Chapter 4: Case-Study Model Comparison for Marine Heatwave Events

This repository contains the Python scripts used in Chapter 4 to compare short-lead sea surface temperature (SST) forecasts from a deep learning model (DL) against an established regional ocean model during selected marine heatwave case-study events around Ireland.

The comparison is designed around two 3-day extreme-event windows:

Case study	Event window	Script	Main comparison
Case Study 1	22–24 July 2021	`chap4_case1_final.py`	CNN2D-LSTM forecast vs NEATL-ROMS vs observed/merged SST
Case Study 2	20–22 June 2023	`chap4_case2_final.py`	CNN2D-LSTM forecast vs NEATL-ROMS vs observed/merged SST

The scripts calculate regional, daily, spatial, and site-specific verification outputs.
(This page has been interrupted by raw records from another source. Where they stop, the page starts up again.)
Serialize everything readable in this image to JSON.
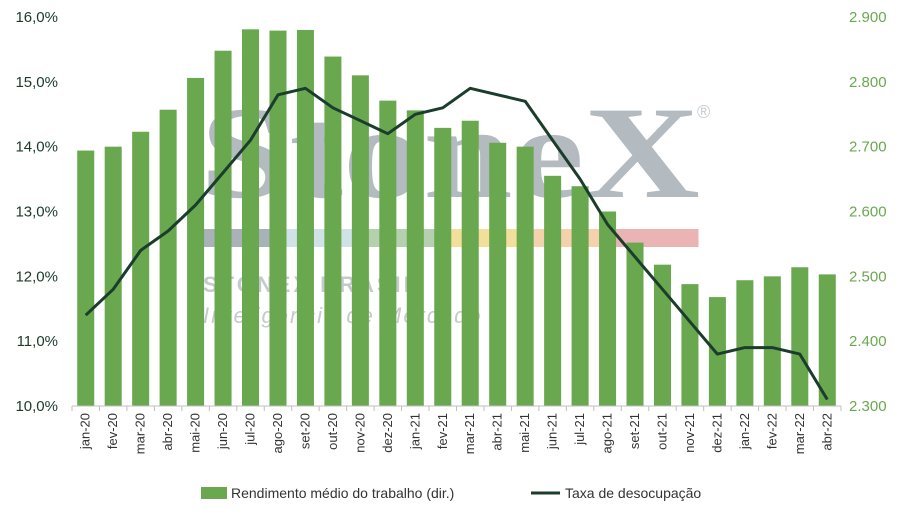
{
  "chart_data": {
    "type": "bar+line",
    "categories": [
      "jan-20",
      "fev-20",
      "mar-20",
      "abr-20",
      "mai-20",
      "jun-20",
      "jul-20",
      "ago-20",
      "set-20",
      "out-20",
      "nov-20",
      "dez-20",
      "jan-21",
      "fev-21",
      "mar-21",
      "abr-21",
      "mai-21",
      "jun-21",
      "jul-21",
      "ago-21",
      "set-21",
      "out-21",
      "nov-21",
      "dez-21",
      "jan-22",
      "fev-22",
      "mar-22",
      "abr-22"
    ],
    "series": [
      {
        "name": "Rendimento médio do trabalho (dir.)",
        "kind": "bar",
        "axis": "right",
        "values": [
          2694,
          2700,
          2723,
          2757,
          2806,
          2848,
          2881,
          2879,
          2880,
          2839,
          2810,
          2771,
          2756,
          2729,
          2740,
          2706,
          2700,
          2655,
          2639,
          2600,
          2552,
          2518,
          2488,
          2468,
          2494,
          2500,
          2514,
          2503
        ]
      },
      {
        "name": "Taxa de desocupação",
        "kind": "line",
        "axis": "left",
        "values": [
          11.4,
          11.8,
          12.4,
          12.7,
          13.1,
          13.6,
          14.1,
          14.8,
          14.9,
          14.6,
          14.4,
          14.2,
          14.5,
          14.6,
          14.9,
          14.8,
          14.7,
          14.1,
          13.5,
          12.8,
          12.3,
          11.8,
          11.3,
          10.8,
          10.9,
          10.9,
          10.8,
          10.1
        ]
      }
    ],
    "y_left": {
      "min": 10.0,
      "max": 16.0,
      "ticks": [
        "10,0%",
        "11,0%",
        "12,0%",
        "13,0%",
        "14,0%",
        "15,0%",
        "16,0%"
      ]
    },
    "y_right": {
      "min": 2300,
      "max": 2900,
      "ticks": [
        "2.300",
        "2.400",
        "2.500",
        "2.600",
        "2.700",
        "2.800",
        "2.900"
      ]
    },
    "legend_position": "bottom",
    "grid": false
  },
  "watermark": {
    "logo_text": "StoneX",
    "registered": "®",
    "brand_line": "STONEX BRASIL",
    "tagline": "Inteligência de Mercado"
  },
  "colors": {
    "bar": "#6aa84f",
    "line": "#1b3d2b",
    "left_axis_text": "#1a3a2a",
    "right_axis_text": "#6aa84f",
    "stripe": [
      "#9aa5ad",
      "#c8dde3",
      "#a8c8a0",
      "#f0d98a",
      "#f3c9a0",
      "#e8a7a7"
    ]
  }
}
They are intended to support reproducible comparison of model behaviour during short marine heatwave events.

1. Scientific aim

The purpose of these scripts is to evaluate whether a data-driven CNN2D-LSTM forecast can reproduce short-term SST evolution during marine heatwave conditions, and to compare its behaviour with the NEATL-ROMS regional ocean model.

The analysis focuses on:

Domain-wide skill over the Irish study region.
Daily model performance during each 3-day event window.
Spatial error structure, using bias and RMSE maps.
Site-specific behaviour at selected aquaculture-relevant locations.
Model complementarity, especially where deep learning and numerical models show different strengths or weaknesses.

2. Required input files

Both scripts require three main NetCDF inputs:

2.1 NEATL-ROMS model output

PATH_ROMS = "NEATL-2021-2025-TEMP-REGRID-FINAL.nc"
VAR_ROMS = "temp"

This file contains the regional ocean model SST field used for comparison. In these scripts, the expected variable name is temp.
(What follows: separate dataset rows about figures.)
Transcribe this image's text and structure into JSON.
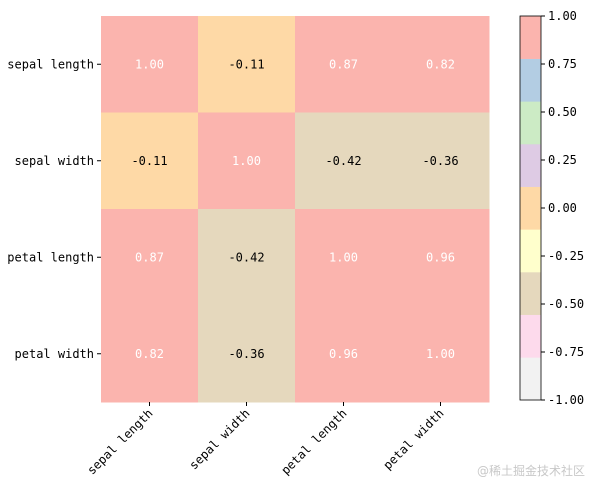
{
  "chart_data": {
    "type": "heatmap",
    "x_categories": [
      "sepal length",
      "sepal width",
      "petal length",
      "petal width"
    ],
    "y_categories": [
      "sepal length",
      "sepal width",
      "petal length",
      "petal width"
    ],
    "values": [
      [
        1.0,
        -0.11,
        0.87,
        0.82
      ],
      [
        -0.11,
        1.0,
        -0.42,
        -0.36
      ],
      [
        0.87,
        -0.42,
        1.0,
        0.96
      ],
      [
        0.82,
        -0.36,
        0.96,
        1.0
      ]
    ],
    "annotations": [
      [
        "1.00",
        "-0.11",
        "0.87",
        "0.82"
      ],
      [
        "-0.11",
        "1.00",
        "-0.42",
        "-0.36"
      ],
      [
        "0.87",
        "-0.42",
        "1.00",
        "0.96"
      ],
      [
        "0.82",
        "-0.36",
        "0.96",
        "1.00"
      ]
    ],
    "vmin": -1.0,
    "vmax": 1.0,
    "colormap": "Pastel1",
    "colorbar_ticks": [
      "1.00",
      "0.75",
      "0.50",
      "0.25",
      "0.00",
      "-0.25",
      "-0.50",
      "-0.75",
      "-1.00"
    ],
    "colorbar_colors": [
      "#f2f2f2",
      "#fddaec",
      "#e5d8bd",
      "#ffffcc",
      "#fed9a6",
      "#decbe4",
      "#ccebc5",
      "#b3cde3",
      "#fbb4ae"
    ],
    "annotation_color_light": "#ffffff",
    "annotation_color_dark": "#000000"
  },
  "watermark": "@稀土掘金技术社区"
}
2.2 Observed / merged SST reference dataset

PATH_TRUTH = "noaa_icesmi_combinefile_FINAL_1res1982_2024.nc"
VAR_TRUTH = "sst"

This is treated as the reference or observed SST dataset. It is the dataset against which both model forecasts are verified.

2.3 CNN2D-LSTM forecast output

For Case Study 1:

PATH_CNN_H3 = "CNN_LSTM_test/cnn2dlstm_pred_2021_Jul22_24_seq15.nc"
VAR_CNN = "sst"

For Case Study 2:

PATH_CNN_H3 = "CNN_LSTM_test/cnn2dlstm_pred_2023_Jun20_22_seq15.nc"
VAR_CNN = "sst"

The CNN2D-LSTM files contain the 3-day forecast SST fields generated from the deep learning model.

3. Python environment

The scripts were written for Python-based scientific analysis using Xarray, NumPy, Pandas, Matplotlib, and optionally Cartopy.

3.1 Core dependencies

python >= 3.9
xarray
numpy
pandas
matplotlib
netCDF4
h5netcdf

3.2 Optional dependency for map plotting

cartopy

Cartopy is optional. If Cartopy is not available, the scripts automatically fall back to basic Xarray/Matplotlib plotting.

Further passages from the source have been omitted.